The first presidential Proclamation of National Thanksgiving was issued on October 3, 1789, President George Washington’s inaugural year. “It is the duty of all Nations to acknowledge the providence of Almighty God, to obey his will, to be grateful for his benefits, and humbly to implore his protection and favor.” Mount Vernon Estate, Museum & Gardens traditionally displays Washington’s 1789 Proclamation Thanksgiving Week.

“That we may then all unite in rendering unto him our sincere and humble thanks, for his kind care and protection of the People of this Country previous to their becoming a Nation, for…his providence, which we experienced in the course and conclusion of the late war, for the great degree of tranquility, union and plenty, which we have since enjoyed, for the peaceable and rational manner, in which we have been enabled to establish…the national Constitution now lately instituted [and] for the civil and religious liberty with which we are blessed….” President Washington “assigned Thursday the 26th day of November” to be devoted “to the service of that great and glorious Being.”

“Being the day appointed for a thanksgiving I went to [New York City’s] St. Paul’s Chapel though it was most inclement and stormy—but few people [were] at Church,” Washington recorded. In celebration of the day, President Washington “contributed 7 pds. 10s. 4d. for ‘provisions and beer’ to prisoners confined for debt in the New York City Jail.”

Thanksgiving did not survive the federal era. It languished until antebellum merchants began advertising its benefits. In 1845, the same year the City of Washington issued its first official Thanksgiving proclamation, District merchants promoted “the availability of potables for the feast: ‘Sixty barrels of white wine, 40 barrels of champagne and New York cider, all by recent packet via the seaport of Alexandria.’” The local declaration wanted “to strengthen and preserve…our national union.”

New Hampshire’s Sarah Josepha Hale, the country’s first female magazine editor, begged President Abraham Lincoln to begin the Thanksgiving tradition again. She wrote: “Seventy years ago the political union of the United States was consummated…If every State was consummated…If every State should join in union thanksgiving…would it not be a renewed pledge of love and loyalty to the Constitution of the United States?”

Lincoln celebrated days of Thanksgiving. The President accepted the Lieber Code, his rules of civil war on May 24, 1863 only after designating April 30th as “a day of National humiliation, fasting and prayer [so] that our imperiled Nationality may be preserved.”

“Americans, both North and South, shared a common reverence for George Washington,” Lincoln scholar Gerald Prokopowicz said. Like Washington, Lincoln issued his Thanksgiving Proclamation on October 3, then assigned November 26 as the day of Thanksgiving.

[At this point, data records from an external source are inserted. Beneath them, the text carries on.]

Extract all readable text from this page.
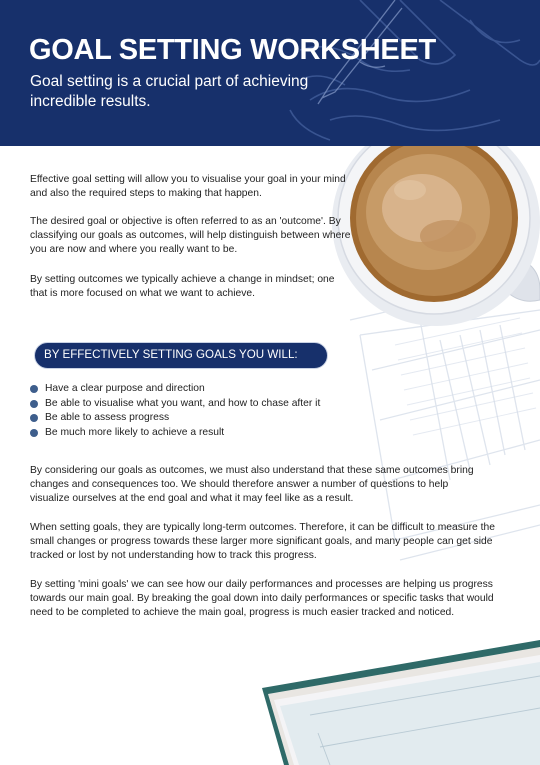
GOAL SETTING WORKSHEET
Goal setting is a crucial part of achieving incredible results.

Effective goal setting will allow you to visualise your goal in your mind and also the required steps to making that happen.

The desired goal or objective is often referred to as an 'outcome'. By classifying our goals as outcomes, will help distinguish between where you are now and where you really want to be.

By setting outcomes we typically achieve a change in mindset; one that is more focused on what we want to achieve.

BY EFFECTIVELY SETTING GOALS YOU WILL:
Have a clear purpose and direction
Be able to visualise what you want, and how to chase after it
Be able to assess progress
Be much more likely to achieve a result

By considering our goals as outcomes, we must also understand that these same outcomes bring changes and consequences too. We should therefore answer a number of questions to help visualize ourselves at the end goal and what it may feel like as a result.

When setting goals, they are typically long-term outcomes. Therefore, it can be difficult to measure the small changes or progress towards these larger more significant goals, and many people can get side tracked or lost by not understanding how to track this progress.

By setting 'mini goals' we can see how our daily performances and processes are helping us progress towards our main goal. By breaking the goal down into daily performances or specific tasks that would need to be completed to achieve the main goal, progress is much easier tracked and noticed.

“We…fervently implore the interposition of the Almighty Hand to heal the wounds of the nation and to restore it as soon as may be consistent with the Divine purposes to the full enjoyment of peace, harmony, tranquility and Union.” Lincoln’s son Tad entered a “plea” on behalf of the live turkey and the White House bird was pardoned.

President Andrew Johnson continued Lincoln’s Thanksgiving tradition and eventually it became a customary holiday. President Calvin Coolidge broadcast the first coast-to-coast Thanksgiving Proclamation in 1927. He spoke “over a huge radio chain…to personally appeal to the country to observe the festival.”

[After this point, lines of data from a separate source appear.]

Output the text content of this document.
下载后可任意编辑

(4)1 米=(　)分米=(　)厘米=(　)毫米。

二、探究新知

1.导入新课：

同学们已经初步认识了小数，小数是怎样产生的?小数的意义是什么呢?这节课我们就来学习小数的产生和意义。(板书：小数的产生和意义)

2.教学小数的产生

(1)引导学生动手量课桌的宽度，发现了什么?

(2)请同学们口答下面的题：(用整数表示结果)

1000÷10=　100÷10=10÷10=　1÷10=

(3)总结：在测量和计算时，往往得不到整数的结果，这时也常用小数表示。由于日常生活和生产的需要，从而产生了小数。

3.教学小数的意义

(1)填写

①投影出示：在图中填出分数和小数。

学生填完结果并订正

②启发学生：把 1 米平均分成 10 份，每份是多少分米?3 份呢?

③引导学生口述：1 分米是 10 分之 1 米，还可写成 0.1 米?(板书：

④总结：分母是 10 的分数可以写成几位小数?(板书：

Then the Great Depression came. In 1941 President Franklin D. Roosevelt entered his third term, America was planning for world war, and the economy needed a boost. President Roosevelt, using a “rabbit trick,” chose to extend Christmas sales by moving Thanksgiving forward a week. Congress cried foul and in 1942 Thanksgiving became a federally recognized holiday; every fourth Thursday in November just as before.

This November 27th enjoy a traditional day of Thanksgiving. “It is eminently fitting that once a year our people should set apart a day of praise and thanksgiving to the Giver of Good….,” President Theodore Roosevelt said in 1905. From Roosevelt’s 1905 Inaugural, James 1:22-23: “But be ye doers of the word, and not hearers only, deceiving your own selves.”

 

Black Friday, cyber Monday will come soon enough.